When scientists dare to expand their minds, and experience perceptions opened to the breadth and depth our minds are capable of, under psychoactive substances, deep meditative or yogic trances, or in near-death/out of body experiences, then marvelous discoveries explode in every direction. The wall between acceptable areas of inquiry and the off-limits areas of the spirit must fall, if human knowledge is to ever approach ideas of consciousness, the purpose of existence, and the nature of reality. Until then, we will continue our deluded, laughably narrow view of what constitutes consciousness, and find ourselves in an "accidental universe" of unbelievable coincidences and mysteriously just-right parameters.

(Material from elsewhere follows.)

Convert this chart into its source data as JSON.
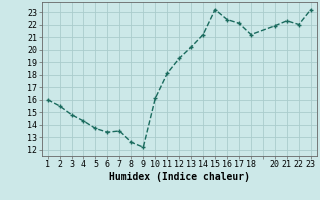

For my part, I will continue to plumb the depths of the human spirit. What I have seen, in my travels and in my own head, has shown me that the world is far more purposeful than we pretend, and our lives have very distinct, personal meaning. God is real, omnipresent, and perfectly capable of direct conversation, with no priests or mediums necessary.
Even the psychoactive plants are not necessary. Frenzied dance is enough. Sitting quietly is enough. Just asking questions of the divine and waking for an answer is enough. The drugs are for us stubborn fools, tied to ideology and refusing to see the truth around us.
I love watching the spread of spiritual realization in the world around me. The old, stodgy scientists, with their fables and their denial of consciousness, will pass, like the old guard of the heliocentric universe. Until then, we shall all suffer the emptiness and lack of purpose which stems from denying everything we cannot understand.
Consciousness, especially the shared consciousness of all life, threatens the foundations of western science. It is for this reason that scientists are not allowed to study these areas under threat of professional suicide, and for this reason that substances which have been integral to human spirituality for longer than civilization are now illegal, and treated as dangerous weapons. They are dangerous, but not to you personally. They are dangerous to the orthodoxy, and the societal organization of our time. All those who dare to consume the apple of wisdom risk being cast out of Eden. At least from the outside, looking in, one does not have to suffer such a meaningless, unsatisfying ideology of accidents.